Chapter 1 – Visiting Edward Bernays

         Stuart Ewen begins his book, PR! A Social History of Spin, with the interview of one of the most important agents of public relations in history, Edward Bernays. Known to many as the Father of Public Relations, Bernays was an intriguing character. Bernays described to Ewen his take on the public relations, and how the term is often abused, overused, and misused. Bernays explains to Ewen how a young woman handing out flyers is not public relations, the term is much more narrow than that. There are only an “intelligent few” who hold responsibility for considering and influencing history and how it should be perceived in the public eye; these people are in public relations – the influencers. The rest of the world is to listen to the intelligent few, and respond to history without any deep thought behind it – they are the influenced. The influenced believe what they see and hear according to the second-hand accounts they receive from the PR industry.

Bernays described public relations as “a response to transhistoric concern: the requirement, for those people in power, to shape the attitudes of the general population.”

Not only does Bernays describe the way in which a PR agent should influence the public within the realm of a natural historic event.

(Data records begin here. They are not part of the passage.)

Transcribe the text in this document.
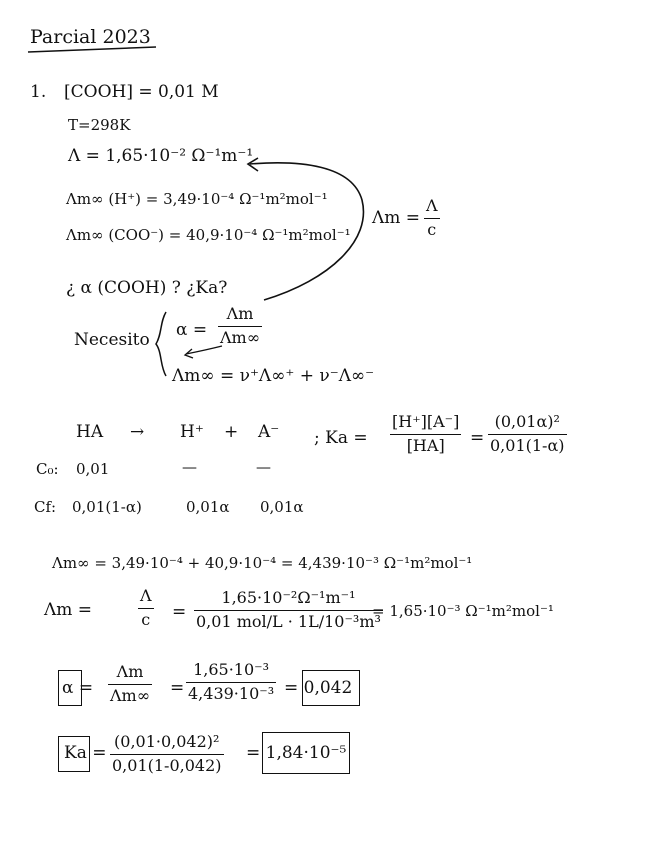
Parcial 2023
1. [COOH] = 0,01 M
T=298K
Λ = 1,65·10⁻² Ω⁻¹m⁻¹
Λm∞ (H⁺) = 3,49·10⁻⁴ Ω⁻¹m²mol⁻¹
Λm∞ (COO⁻) = 40,9·10⁻⁴ Ω⁻¹m²mol⁻¹
Λm =
Λ
c
¿ α (COOH) ? ¿Ka?
Necesito α =
Λm
Λm∞
Λm∞ = ν⁺Λ∞⁺ + ν⁻Λ∞⁻
HA → H⁺ + A⁻ ; Ka =
[H⁺][A⁻]
[HA] =
(0,01α)²
0,01(1-α)
C₀: 0,01	—	—
Cf: 0,01(1-α)	0,01α 0,01α
Λm∞ = 3,49·10⁻⁴ + 40,9·10⁻⁴ = 4,439·10⁻³ Ω⁻¹m²mol⁻¹
Λm =
Λ
c =
1,65·10⁻²Ω⁻¹m⁻¹
0,01 mol/L · 1L/10⁻³m³
= 1,65·10⁻³ Ω⁻¹m²mol⁻¹
α =
Λm
Λm∞ =
1,65·10⁻³
4,439·10⁻³ = 0,042
Ka =
(0,01·0,042)²
0,01(1-0,042)
= 1,84·10⁻⁵
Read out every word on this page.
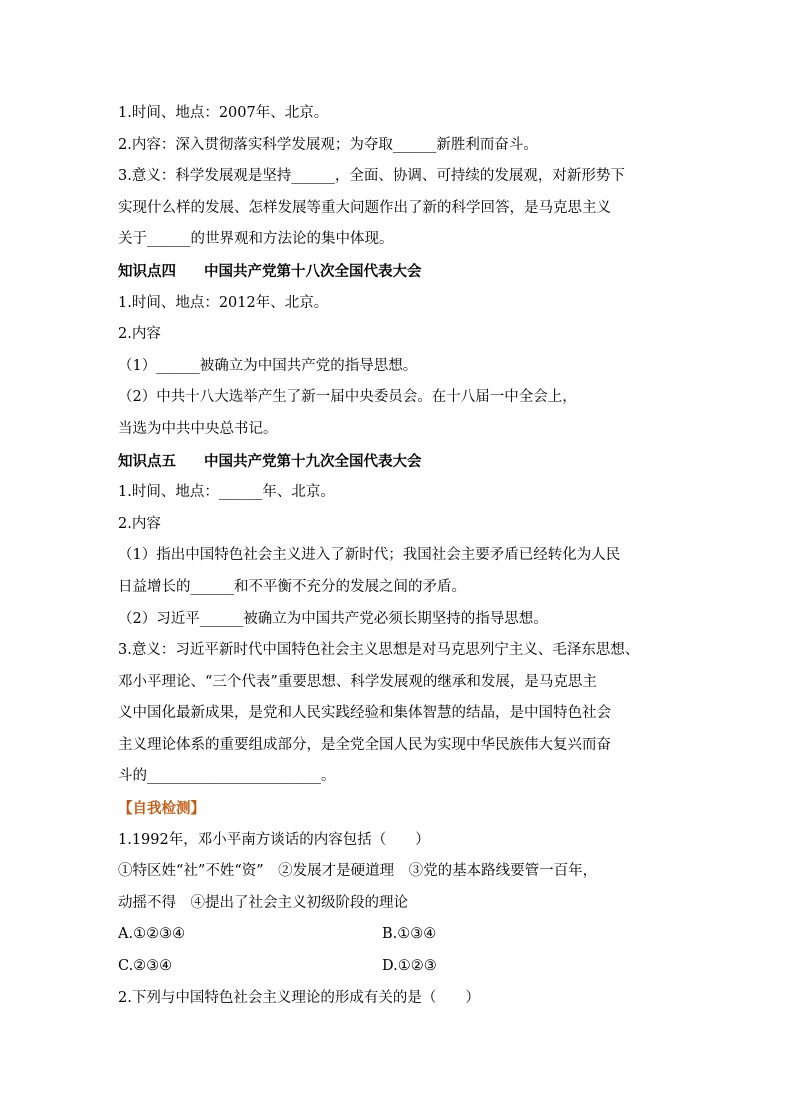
1.时间、地点：2007年、北京。
2.内容：深入贯彻落实科学发展观；为夺取______新胜利而奋斗。
3.意义：科学发展观是坚持______，全面、协调、可持续的发展观，对新形势下
实现什么样的发展、怎样发展等重大问题作出了新的科学回答，是马克思主义
关于______的世界观和方法论的集中体现。
知识点四 中国共产党第十八次全国代表大会
1.时间、地点：2012年、北京。
2.内容
（1）______被确立为中国共产党的指导思想。
（2）中共十八大选举产生了新一届中央委员会。在十八届一中全会上，
当选为中共中央总书记。
知识点五 中国共产党第十九次全国代表大会
1.时间、地点：______年、北京。
2.内容
（1）指出中国特色社会主义进入了新时代；我国社会主要矛盾已经转化为人民
日益增长的______和不平衡不充分的发展之间的矛盾。
（2）习近平______被确立为中国共产党必须长期坚持的指导思想。
3.意义：习近平新时代中国特色社会主义思想是对马克思列宁主义、毛泽东思想、
邓小平理论、“三个代表”重要思想、科学发展观的继承和发展，是马克思主
义中国化最新成果，是党和人民实践经验和集体智慧的结晶，是中国特色社会
主义理论体系的重要组成部分，是全党全国人民为实现中华民族伟大复兴而奋
斗的________________________。
【自我检测】
1.1992年，邓小平南方谈话的内容包括（　　）
①特区姓“社”不姓“资”　②发展才是硬道理　③党的基本路线要管一百年，
动摇不得　④提出了社会主义初级阶段的理论
A.①②③④	B.①③④
C.②③④	D.①②③
2.下列与中国特色社会主义理论的形成有关的是（　　）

Bernays explains that more importantly, a PR agent should create –or advise one’s client to create – a historic event. In other words, a PR agent must be able to create a man-made historic event to grab the eye of the public, ”interrupting the continuity of life in some way to bring about a response.”

Public Relations Expert Edward Bernays

“An innovator and artiste of modern public relations” – Ewen on Bernays

One of Bernays’ most well known PR feats was his ability to influence women to smoke, and the public to allow for it – for some time at least. In the 1920’s, women had finally gained the power to vote, run for governor (some states), and more were attending universities. At the same time, cigarette use was on the rise. George Washington Hill, President of the American Tobacco Company, saw an opportunity. Hill hired Bernays to entice woman to smoke in public, broadening the cigarette market.

Torches of Freedom

Torches of Freedom

At the time, almost all woman smokers only did so in privacy. Bernays utilized the suffrage movement in his advertisements to influence women. He labeled cigarettes as “Torches of Freedom”. He turned a simple product into a symbol in the eye of the public. The campaign became a national news story in a plethora of papers. Bernays turned the cigarette into a representation of gender equality, stirring response everywhere.